We don’t need fairer austerity, we need to get rid of it

Today’s announcement by our Party leader on our deficit reduction plan is somewhat misguided. We don’t need milder and fairer austerity, we need to get rid of it. Labour rightly says that falling living standards are significantly reducing tax take. However, further reductions in public expenditure will entrench this by dampening economic activity. Given this, why continue with a failed economic strategy?

Labour Assembly Against Austerity

In better news, this week saw the publication of a report from the OECD which clearly mapped out how a radical departure from the ‘conventional wisdom’ could deliver a far stronger economy. The report shows how growth has been significantly curbed by rising inequlity over the past 30 years. Our economy is over 9% smaller than it would have been had this not been the case – at least £170bn – an astronomical amount.

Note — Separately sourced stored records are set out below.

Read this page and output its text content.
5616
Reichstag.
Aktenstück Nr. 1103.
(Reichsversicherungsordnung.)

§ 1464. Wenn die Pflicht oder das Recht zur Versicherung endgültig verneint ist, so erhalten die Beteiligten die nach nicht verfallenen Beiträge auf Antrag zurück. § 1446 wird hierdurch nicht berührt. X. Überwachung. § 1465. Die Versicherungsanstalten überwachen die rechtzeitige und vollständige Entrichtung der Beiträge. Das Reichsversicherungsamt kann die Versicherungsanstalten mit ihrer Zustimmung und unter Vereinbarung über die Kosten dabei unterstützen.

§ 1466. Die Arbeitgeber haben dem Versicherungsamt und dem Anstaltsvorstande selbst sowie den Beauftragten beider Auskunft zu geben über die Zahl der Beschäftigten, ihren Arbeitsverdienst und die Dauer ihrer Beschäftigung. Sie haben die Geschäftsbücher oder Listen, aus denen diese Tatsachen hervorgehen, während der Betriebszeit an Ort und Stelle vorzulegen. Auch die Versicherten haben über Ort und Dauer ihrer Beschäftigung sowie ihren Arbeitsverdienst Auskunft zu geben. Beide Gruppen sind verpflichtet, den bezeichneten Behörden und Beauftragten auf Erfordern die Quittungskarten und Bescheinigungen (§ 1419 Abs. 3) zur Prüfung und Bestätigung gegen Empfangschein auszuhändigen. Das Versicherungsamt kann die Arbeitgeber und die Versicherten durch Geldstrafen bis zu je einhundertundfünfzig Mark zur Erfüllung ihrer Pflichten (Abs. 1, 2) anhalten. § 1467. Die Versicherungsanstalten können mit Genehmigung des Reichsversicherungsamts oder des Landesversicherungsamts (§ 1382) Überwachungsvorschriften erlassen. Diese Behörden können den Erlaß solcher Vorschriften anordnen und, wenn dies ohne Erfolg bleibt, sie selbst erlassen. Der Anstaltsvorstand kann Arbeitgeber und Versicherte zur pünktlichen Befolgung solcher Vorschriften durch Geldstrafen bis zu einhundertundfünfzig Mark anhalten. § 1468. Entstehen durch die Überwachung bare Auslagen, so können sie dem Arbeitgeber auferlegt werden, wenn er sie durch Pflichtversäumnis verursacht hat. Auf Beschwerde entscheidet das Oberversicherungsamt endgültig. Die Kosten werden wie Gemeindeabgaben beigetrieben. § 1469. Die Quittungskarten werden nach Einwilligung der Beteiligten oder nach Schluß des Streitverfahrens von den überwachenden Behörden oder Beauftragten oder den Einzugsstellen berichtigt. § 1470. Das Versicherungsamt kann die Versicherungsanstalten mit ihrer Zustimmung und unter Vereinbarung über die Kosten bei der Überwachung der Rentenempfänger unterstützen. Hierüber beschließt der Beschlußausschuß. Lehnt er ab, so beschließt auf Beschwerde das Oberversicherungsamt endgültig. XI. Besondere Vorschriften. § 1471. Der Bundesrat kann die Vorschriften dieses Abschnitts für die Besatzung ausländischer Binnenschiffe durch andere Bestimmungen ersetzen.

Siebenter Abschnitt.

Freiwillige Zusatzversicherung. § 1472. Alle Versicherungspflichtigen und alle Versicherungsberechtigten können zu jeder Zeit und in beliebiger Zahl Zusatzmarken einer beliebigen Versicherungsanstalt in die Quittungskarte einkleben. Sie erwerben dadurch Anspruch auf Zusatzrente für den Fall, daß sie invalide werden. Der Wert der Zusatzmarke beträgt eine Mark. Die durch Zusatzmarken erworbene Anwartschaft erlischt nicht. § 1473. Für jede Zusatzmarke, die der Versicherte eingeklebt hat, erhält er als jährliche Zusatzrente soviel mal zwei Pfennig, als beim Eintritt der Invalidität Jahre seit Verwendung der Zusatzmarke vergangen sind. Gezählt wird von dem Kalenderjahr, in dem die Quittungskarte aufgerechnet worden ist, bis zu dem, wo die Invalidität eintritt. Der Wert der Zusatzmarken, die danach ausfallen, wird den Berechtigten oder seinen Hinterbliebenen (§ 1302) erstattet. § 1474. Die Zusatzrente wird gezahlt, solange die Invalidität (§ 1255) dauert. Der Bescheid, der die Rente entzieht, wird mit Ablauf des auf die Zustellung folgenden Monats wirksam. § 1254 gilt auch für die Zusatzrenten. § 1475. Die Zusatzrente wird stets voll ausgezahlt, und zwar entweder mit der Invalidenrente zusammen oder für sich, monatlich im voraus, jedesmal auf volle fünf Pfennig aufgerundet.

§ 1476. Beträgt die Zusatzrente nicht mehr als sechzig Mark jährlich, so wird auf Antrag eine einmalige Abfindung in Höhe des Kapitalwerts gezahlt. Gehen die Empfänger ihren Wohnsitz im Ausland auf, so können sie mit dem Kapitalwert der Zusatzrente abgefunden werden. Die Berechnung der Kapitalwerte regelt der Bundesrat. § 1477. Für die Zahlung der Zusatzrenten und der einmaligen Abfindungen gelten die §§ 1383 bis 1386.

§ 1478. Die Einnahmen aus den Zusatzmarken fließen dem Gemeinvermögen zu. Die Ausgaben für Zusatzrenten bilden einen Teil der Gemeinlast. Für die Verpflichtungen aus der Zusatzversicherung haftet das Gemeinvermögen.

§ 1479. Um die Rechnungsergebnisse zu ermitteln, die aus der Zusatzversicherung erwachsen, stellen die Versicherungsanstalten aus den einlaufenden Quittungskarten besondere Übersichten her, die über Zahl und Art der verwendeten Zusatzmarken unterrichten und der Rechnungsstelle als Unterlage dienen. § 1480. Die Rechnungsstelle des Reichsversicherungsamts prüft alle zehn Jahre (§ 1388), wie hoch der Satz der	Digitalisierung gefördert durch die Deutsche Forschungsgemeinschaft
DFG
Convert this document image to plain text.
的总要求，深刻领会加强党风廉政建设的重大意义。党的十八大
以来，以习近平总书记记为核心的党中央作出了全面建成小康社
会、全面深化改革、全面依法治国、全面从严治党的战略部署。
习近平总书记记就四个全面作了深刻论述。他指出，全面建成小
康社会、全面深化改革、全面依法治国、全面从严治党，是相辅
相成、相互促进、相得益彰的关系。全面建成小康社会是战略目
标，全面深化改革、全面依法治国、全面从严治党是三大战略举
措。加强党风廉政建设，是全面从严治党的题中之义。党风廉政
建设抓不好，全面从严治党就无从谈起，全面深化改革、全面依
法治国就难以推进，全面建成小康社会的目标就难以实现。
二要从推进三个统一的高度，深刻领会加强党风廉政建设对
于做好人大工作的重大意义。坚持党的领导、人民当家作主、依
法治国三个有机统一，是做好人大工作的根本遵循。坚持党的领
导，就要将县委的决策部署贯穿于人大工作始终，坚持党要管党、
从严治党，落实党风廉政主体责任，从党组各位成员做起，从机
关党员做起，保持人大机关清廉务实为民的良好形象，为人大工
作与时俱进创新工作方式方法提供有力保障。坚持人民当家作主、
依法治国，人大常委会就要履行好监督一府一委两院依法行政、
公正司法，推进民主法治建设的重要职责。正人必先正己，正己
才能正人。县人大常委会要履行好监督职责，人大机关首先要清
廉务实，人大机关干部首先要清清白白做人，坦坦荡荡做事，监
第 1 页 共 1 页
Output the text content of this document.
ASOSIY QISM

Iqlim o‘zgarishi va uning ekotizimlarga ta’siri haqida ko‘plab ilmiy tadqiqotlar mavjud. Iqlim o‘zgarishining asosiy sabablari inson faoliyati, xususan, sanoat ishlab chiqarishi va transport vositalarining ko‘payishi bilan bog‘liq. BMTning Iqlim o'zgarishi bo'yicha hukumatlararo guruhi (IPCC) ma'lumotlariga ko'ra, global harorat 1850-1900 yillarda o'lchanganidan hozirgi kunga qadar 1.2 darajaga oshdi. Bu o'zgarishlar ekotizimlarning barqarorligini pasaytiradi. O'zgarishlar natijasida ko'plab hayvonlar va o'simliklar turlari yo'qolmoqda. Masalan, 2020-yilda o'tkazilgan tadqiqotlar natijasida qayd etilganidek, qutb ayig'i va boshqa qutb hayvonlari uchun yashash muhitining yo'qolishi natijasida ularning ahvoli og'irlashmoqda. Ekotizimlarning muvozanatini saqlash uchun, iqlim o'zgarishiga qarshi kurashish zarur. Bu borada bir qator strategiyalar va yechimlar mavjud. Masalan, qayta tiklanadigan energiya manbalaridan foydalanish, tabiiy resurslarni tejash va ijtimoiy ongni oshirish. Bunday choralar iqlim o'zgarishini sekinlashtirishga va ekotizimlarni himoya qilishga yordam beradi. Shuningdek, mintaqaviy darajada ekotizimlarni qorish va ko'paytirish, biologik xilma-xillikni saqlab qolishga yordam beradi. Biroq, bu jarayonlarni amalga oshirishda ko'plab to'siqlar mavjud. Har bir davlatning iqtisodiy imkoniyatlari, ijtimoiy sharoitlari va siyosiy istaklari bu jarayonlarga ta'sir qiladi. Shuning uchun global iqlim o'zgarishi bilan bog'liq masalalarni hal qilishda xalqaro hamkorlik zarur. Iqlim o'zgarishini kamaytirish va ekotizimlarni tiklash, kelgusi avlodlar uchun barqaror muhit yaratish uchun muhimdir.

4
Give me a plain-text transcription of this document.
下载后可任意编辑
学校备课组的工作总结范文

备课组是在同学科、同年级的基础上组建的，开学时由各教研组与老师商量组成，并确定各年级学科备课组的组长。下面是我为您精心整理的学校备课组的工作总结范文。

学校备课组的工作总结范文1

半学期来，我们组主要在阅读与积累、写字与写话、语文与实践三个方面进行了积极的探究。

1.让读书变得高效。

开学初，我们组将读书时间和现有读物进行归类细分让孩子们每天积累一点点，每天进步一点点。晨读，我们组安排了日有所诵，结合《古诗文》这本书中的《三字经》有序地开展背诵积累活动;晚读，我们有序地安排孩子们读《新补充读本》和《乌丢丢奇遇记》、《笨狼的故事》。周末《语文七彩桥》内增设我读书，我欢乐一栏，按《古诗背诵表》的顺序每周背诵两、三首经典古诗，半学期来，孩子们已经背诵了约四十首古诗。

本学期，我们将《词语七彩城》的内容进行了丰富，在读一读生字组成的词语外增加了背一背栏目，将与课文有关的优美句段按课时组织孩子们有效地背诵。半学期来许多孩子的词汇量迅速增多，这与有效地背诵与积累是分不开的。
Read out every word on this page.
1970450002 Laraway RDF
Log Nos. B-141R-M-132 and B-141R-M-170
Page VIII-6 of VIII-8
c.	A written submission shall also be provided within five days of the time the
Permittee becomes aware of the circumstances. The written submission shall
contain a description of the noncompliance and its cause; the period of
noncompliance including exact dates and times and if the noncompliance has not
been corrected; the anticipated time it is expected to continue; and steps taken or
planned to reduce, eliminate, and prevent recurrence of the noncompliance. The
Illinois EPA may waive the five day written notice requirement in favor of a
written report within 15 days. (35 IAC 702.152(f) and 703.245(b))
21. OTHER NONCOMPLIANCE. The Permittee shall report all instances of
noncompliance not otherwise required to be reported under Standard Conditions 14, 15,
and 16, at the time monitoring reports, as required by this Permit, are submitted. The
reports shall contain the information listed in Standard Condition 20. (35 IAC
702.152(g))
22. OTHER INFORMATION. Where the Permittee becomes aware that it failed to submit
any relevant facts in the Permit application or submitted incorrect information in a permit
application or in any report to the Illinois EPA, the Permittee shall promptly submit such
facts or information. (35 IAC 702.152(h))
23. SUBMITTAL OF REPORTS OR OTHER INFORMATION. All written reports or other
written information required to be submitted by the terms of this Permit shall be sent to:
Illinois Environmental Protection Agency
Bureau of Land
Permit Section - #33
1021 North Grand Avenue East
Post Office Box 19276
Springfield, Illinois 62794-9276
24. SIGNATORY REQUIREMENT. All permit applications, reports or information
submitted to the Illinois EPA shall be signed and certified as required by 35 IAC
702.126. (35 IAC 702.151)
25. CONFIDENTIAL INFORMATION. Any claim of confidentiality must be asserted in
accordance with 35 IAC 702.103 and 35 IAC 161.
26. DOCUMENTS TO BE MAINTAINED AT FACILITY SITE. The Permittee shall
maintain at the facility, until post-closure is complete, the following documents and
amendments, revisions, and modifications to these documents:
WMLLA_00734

Over £65bn of this would have been available to fund public spending without any need for tax increases.

However the report went much further. What it calls for is hardly rocket science and should be music to socialist ears – redistributive policies. The last three decades were supposed to have delivered the golden age of neoliberalism. Sadly, its legacy is one of growing inequality and economic failure. Labour urgently needs to move on from neoliberalism. This also means ditching failed austerity which cements inequality – the appalling growth in the need for food banks is one of the most visible signs of this. Labour ought to clearly state that it favours redistribution of wealth to secure stronger growth and a more equal Britain.

Sadly, at times, key people in our Party appear captured by failed neoliberal ideology. They look incapable of providing the radical alternative that our country so badly needs. To win in May we must develop an economic strategy which looks beyond the failures of the past three decades.

Yes, there were flashes of this in today’s speech by Ed when he talked about the need for productive investment and building an economy based on high wages and high skills. However, we need to join up the dots if we are to build the new economy that our country so badly needs.

Austerity is part of the problem – not the solution. The big question facing Labour’s economic team is, can they can rise to the challenge posed by the OECD?